Two new publications focus on engaging MSMEs and addressing their needs
Despite its vast scale, the global economy has its roots in small businesses that, as they grow and provide jobs in their communities, represent the backbones of national economies. Trade facilitation offers the promise of new business opportunities in international markets for micro-, small-, and medium-sized enterprises (MSMEs) but trade reform can do a better job of understanding and addressing the hurdles that prevent them from realizing these gains.
Today, the Global Alliance for Trade Facilitation releases two publications that can help those involved in trade reforms better understand the specific challenges facing MSMEs and make real strides in helping these smaller businesses share in the benefits of the World Trade Organization’s Trade Facilitation Agreement (TFA).
The first of these papers, Small Businesses, Great Opportunities, showcases research that confirms MSMEs should be the primary beneficiaries of trade facilitation reforms and suggests ways that these efforts can do better at engaging smaller businesses to make the process more attune to their particular needs.
The second publication, The Trade Facilitation Agreement Through an MSME Lens, provides practical guidance on actions the Alliance, policy makers, and development practitioners can take to ensure that implementation of the TFA supports MSMEs as they look to enter or grow in world markets.
Both publications have drawn on best practices in engaging MSMEs in trade facilitation reforms worldwide and add lessons from the Alliance’s own experience in delivering projects to make trade simpler, faster, and less costly.
“Trade facilitation reforms can unlock enormous value for smaller businesses if we involve them more in the reform process and engage them in ways that recognise that the people in these businesses have limited time and resources,” said Candice White, Alliance Knowledge Specialist and the author of both publications. “Reform efforts can help MSMEs build new or stronger relations with government agencies, include training to help them make the most of their opportunities, and do a better job of measuring impacts on smaller businesses.”

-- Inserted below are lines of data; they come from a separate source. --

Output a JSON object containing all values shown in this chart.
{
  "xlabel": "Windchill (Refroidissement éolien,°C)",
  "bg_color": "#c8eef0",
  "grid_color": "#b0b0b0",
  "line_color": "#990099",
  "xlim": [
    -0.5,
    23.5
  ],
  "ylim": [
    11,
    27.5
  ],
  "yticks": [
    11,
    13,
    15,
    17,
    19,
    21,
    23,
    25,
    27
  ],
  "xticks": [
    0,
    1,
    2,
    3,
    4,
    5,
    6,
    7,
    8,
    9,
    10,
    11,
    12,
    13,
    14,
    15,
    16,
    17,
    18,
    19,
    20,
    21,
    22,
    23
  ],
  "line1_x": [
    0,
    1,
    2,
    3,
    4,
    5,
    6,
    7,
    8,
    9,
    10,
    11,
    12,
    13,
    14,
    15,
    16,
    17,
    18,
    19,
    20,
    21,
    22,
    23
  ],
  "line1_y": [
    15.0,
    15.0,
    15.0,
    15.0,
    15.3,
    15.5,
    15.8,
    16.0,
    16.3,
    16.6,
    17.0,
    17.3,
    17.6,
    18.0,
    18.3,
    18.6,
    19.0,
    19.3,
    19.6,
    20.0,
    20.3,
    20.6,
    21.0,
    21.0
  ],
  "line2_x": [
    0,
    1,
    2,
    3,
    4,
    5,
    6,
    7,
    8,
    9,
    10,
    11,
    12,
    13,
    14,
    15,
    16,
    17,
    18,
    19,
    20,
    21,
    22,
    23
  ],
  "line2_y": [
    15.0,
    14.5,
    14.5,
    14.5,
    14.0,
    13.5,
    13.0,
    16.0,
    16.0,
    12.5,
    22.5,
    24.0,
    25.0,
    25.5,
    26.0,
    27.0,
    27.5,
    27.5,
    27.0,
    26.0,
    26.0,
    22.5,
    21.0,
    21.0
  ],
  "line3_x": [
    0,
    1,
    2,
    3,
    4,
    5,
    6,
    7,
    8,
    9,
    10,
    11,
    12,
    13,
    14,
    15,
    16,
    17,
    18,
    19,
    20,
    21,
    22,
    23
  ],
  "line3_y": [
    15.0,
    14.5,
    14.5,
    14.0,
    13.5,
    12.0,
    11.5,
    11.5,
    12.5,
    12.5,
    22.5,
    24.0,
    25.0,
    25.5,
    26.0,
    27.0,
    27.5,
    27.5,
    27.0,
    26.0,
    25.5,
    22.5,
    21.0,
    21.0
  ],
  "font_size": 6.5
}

The Alliance has been applying these lessons in its own projects. To build more inclusive partnerships as part of its work, the Alliance is reaching out through the national committees of the International Chamber of Commerce (ICC), one of its host organisations, as well as through the supplier networks of its more than 30 global business partners.
The Alliance is also designing projects to be more sensitive to MSME needs, emphasizing the need for communications and systems to be designed in ways they can be easily understood by all businesspeople and that use local languages and include user-friendly assistance.
These publications are stepping stones in furthering the Alliance’s knowledge base in making trade facilitation reforms work for MSMEs They allow it to hone its own approach while it gathers more data and experience from its projects that will be shared regularly.